- Traditional Chinese: 古宅心慌慌
- Directed by: Cheang Pou-soi
- Written by: Ng Wing Kei Szeto Kam Yuen Nicholl Tang Nik Kei
- Produced by: Amy Tsui
- Starring: Steven Cheung Charlene Choi Gillian Chung Alex Fong Chung-Sun Kenny Kwan Raymond Wong Ho-Yin
- Cinematography: Peter Ngor Chi Kwan
- Edited by: Wong Wing Ming
- Music by: Lincoln Lo Kin
- Release date: June 11, 2003 (Hong Kong);
- Running time: 86 minutes
- Country: Hong Kong
- Language: Cantonese

= The Death Curse =

2003 Hong Kong film by Soi Cheang

The Death Curse (古宅心慌慌) is a 2003 Hong Kong comedy horror film. It was directed by Soi Cheang Pou-Soi and produced by Amy Tsui. Its popularity was due primarily to its cast, which contained several members of Hong Kong bands, including Twins and Boy'z.

== Cast ==
- Steven Cheung plays the part of Ben Ting, the youngest of eight
- Gillian Chung plays the part of Linda Ting, the sixth sibling of eight
- Kenny Kwan plays the part of Jerry Ting, the fifth sibling, who unknowingly used to date his younger half-sister Nancy
- Raymond Wong Ho-Yin plays the part of Nick Ting, the fourth sibling. Nick is a gangster
- Charlene Choi plays the part of Nancy Ting, the seventh sibling
- Alex Fong Chung-Sun plays the part of Lawyer Cheung
- Chen Xianda (陳顯達) plays the part of Ding Jihuai, a medical scientist who has spurned his relatives and has numerous failed marriages.

== Production ==
Soi encountered issues trying to appease the mainland Chinese censor board's restrictions regarding horror films. Knowing that the censors would take issue with depictions of ghosts, the production team introduced more comedic elements into the movie, portraying the supernatural encounters as pranks performed by the film's antagonist. Soi was still asked by the board to rewrite the script to make it less scary.

==Reception==
Sharon Wong of New Straits Times wrote, "You probably wouldn't be scared much, and although certain scenes do contain a chill factor, this quickly dissipates. However, The Death Curse is sufficient entertainment for a dreary afternoon." In the Malay Mail, Lim Chang Moh wrote, "Don't expect great acting and you won't be disappointed. The young stars are nice to look at, even if they appear awkward at times."

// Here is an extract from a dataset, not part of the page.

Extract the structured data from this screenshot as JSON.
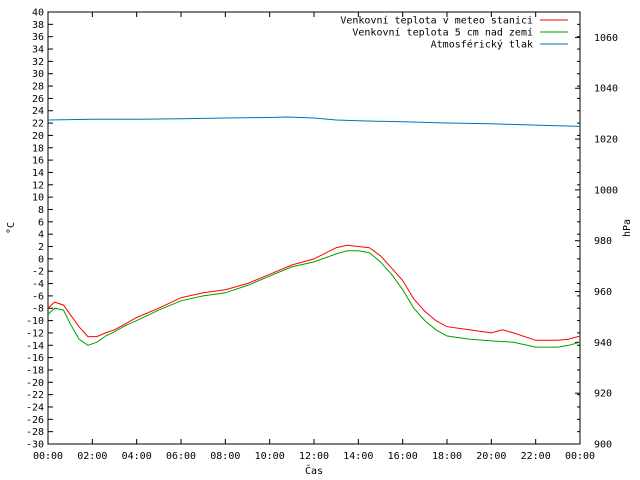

Variety film critic Derek Elley stated, "Hong Kong pop duo Twins teams with its newer male equivalent, Boy'z, for some light fun 'n' thrills in The Death Curse, a Mainland-shot haunted house movie by promising helmer Soi Cheang (Horror Hotline … Big-Head Monster). The jury's still out on whether Cheang can marshal his early low-budget invention to more mainstream fare, but Twins fans and fantasy fests will want to check out this almost traditional, CGI-light item."